Thorac Cardiovasc Surg 2017; 65(S 01): S1-S110
DOI: 10.1055/s-0037-1598933
e-Poster Presentations
Sunday, February 12, 2017
DGTHG: e-Poster: Terminal Heart and Lung Failure
Georg Thieme Verlag KG Stuttgart · New York

Very Low-Dose Recombinant Activated Factor VIIa: A Paradigm Shift in Major Bleeding Therapy?

A. Assmann
1   Department of Cardiovascular Surgery and Research Group for Experimental Surgery, Medical Faculty, Heinrich Heine University, Duesseldorf, Germany
,
A. Albert
1   Department of Cardiovascular Surgery and Research Group for Experimental Surgery, Medical Faculty, Heinrich Heine University, Duesseldorf, Germany
,
A. Dierksen
1   Department of Cardiovascular Surgery and Research Group for Experimental Surgery, Medical Faculty, Heinrich Heine University, Duesseldorf, Germany
,
E. Roussel
2   Heinrich Heine University, Medical Faculty, Institute of Haemostaseology, Haemotherapy and Transfusion Medicine, Medical Faculty, Heinrich Heine University, Duesseldorf, Germany
,
S. Sixt
3   Heinrich Heine University, Medical Faculty, Department of Anaesthesiology, Medical Faculty, Heinrich Heine University, Duesseldorf, Germany
,
A. Lichtenberg
1   Department of Cardiovascular Surgery and Research Group for Experimental Surgery, Medical Faculty, Heinrich Heine University, Duesseldorf, Germany
,
T. Hoffmann
2   Heinrich Heine University, Medical Faculty, Institute of Haemostaseology, Haemotherapy and Transfusion Medicine, Medical Faculty, Heinrich Heine University, Duesseldorf, Germany
› Institutsangaben
Weitere Informationen

Publikationsverlauf

Publikationsdatum:
03. Februar 2017 (online)

Objectives: Recombinant activated factor VIIa (rFVIIa) has become an important component in major bleeding therapy, although its usage in patients without hemophilia is off-label. However, recent reports on enhanced morbidity and mortality in patients after heart surgery, particularly due to thromboembolic complications, have raised a controversy on indications and contraindications of rFVIIa.

The present study evaluated the safety and efficacy of single shot very low-dose rFVIIa (vld-rFVIIa) in cardiosurgical patients.

Methods: Hemostaseological real-time monitoring was conducted in two-hundred-eighty-one patients undergoing heart surgery. Coagulation deficits were compensated by individualized point-of-care hemotherapy. In case of ongoing bleeding (n = 167), a single shot of vld-rFVIIa (≤20 µg/kg) was applied. Morbidity and mortality as well as the hemostatic efficacy were examined in comparison to patients without rFVIIa administration (n = 114).

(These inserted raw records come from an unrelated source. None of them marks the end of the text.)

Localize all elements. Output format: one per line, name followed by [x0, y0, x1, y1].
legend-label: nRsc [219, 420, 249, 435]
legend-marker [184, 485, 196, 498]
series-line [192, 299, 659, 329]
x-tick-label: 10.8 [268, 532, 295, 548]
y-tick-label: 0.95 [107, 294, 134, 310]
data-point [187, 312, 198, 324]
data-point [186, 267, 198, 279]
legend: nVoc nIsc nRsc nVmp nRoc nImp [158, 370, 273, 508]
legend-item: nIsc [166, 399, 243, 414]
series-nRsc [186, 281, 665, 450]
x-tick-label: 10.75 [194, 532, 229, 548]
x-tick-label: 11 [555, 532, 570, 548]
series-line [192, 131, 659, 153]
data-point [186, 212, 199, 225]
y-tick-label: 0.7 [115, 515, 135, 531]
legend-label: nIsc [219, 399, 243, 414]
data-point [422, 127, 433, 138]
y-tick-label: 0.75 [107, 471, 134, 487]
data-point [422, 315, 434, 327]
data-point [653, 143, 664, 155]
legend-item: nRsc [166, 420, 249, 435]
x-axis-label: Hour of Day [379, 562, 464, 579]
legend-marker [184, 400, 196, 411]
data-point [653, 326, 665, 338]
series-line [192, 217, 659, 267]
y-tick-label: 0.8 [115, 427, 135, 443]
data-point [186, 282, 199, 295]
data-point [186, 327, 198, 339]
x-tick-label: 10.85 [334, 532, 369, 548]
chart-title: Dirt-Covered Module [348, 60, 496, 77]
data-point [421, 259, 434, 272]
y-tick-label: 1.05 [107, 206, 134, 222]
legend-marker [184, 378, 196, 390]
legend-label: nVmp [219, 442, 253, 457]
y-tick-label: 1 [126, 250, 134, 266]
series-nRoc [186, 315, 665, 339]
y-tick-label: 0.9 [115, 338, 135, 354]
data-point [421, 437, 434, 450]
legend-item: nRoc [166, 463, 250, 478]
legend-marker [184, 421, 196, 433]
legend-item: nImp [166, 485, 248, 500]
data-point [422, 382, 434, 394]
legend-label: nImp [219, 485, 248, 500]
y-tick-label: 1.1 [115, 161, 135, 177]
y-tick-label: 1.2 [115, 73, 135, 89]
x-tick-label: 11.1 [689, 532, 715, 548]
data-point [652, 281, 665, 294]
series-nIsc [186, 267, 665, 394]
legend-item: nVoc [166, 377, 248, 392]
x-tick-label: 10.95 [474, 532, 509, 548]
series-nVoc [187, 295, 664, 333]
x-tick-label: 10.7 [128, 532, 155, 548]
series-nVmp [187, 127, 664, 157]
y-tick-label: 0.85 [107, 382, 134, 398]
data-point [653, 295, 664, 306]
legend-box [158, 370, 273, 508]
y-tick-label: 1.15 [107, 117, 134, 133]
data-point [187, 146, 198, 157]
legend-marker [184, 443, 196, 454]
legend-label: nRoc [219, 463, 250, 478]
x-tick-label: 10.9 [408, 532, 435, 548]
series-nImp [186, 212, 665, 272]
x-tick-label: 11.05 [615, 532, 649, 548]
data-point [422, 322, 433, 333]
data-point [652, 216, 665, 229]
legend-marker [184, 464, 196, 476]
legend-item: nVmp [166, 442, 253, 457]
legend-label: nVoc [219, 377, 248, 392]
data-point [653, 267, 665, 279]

Results: Neither the risk of thromboembolic complications (6.6 vs. 9.7%; p = 0.372) nor the 30-day (4.4 vs. 7.3%; p = 0.418) or 1-year mortality (14.4 vs. 19.3%; p = 0.325) of vld-rFVIIa patients were increased as compared with patients without rFVIIa. Hence, the hemostatic efficacy proved to be high, since hemostasis was achieved directly after vld-rFVIIa application in 61.3% to 88.6 of the patients (p < 0.0001 in comparison to patients without rFVIIa). Moreover, a “priming effect” was observed, resulting in 97.8% hemostasis after subsequent hemotherapeutic substitution following vld-rFVIIa (vs. 47.3% in patients without previous rFVIIa; p < 0.0001). Besides obvious clinical effects, vld-rFVIIa significantly improved hemostaseological laboratory values such as the CTEXTEM-shortening in thromboelastometry (−19 ± 1.5 seconds vs. −12 ± 2.6 seconds; p < 0.0001) and the prothrombin time (11 ± 0.2 seconds vs. 15 ± 0.4 seconds; p < 0.0001).

Conclusion: Early single shot therapy with very low-dose-rFVIIa optimizes the hemostasis in cardiosurgical patients at high risk of hemorrhage. This dosage of rFVIIa increases neither mortality nor morbidity, particularly respecting thromboembolic complications.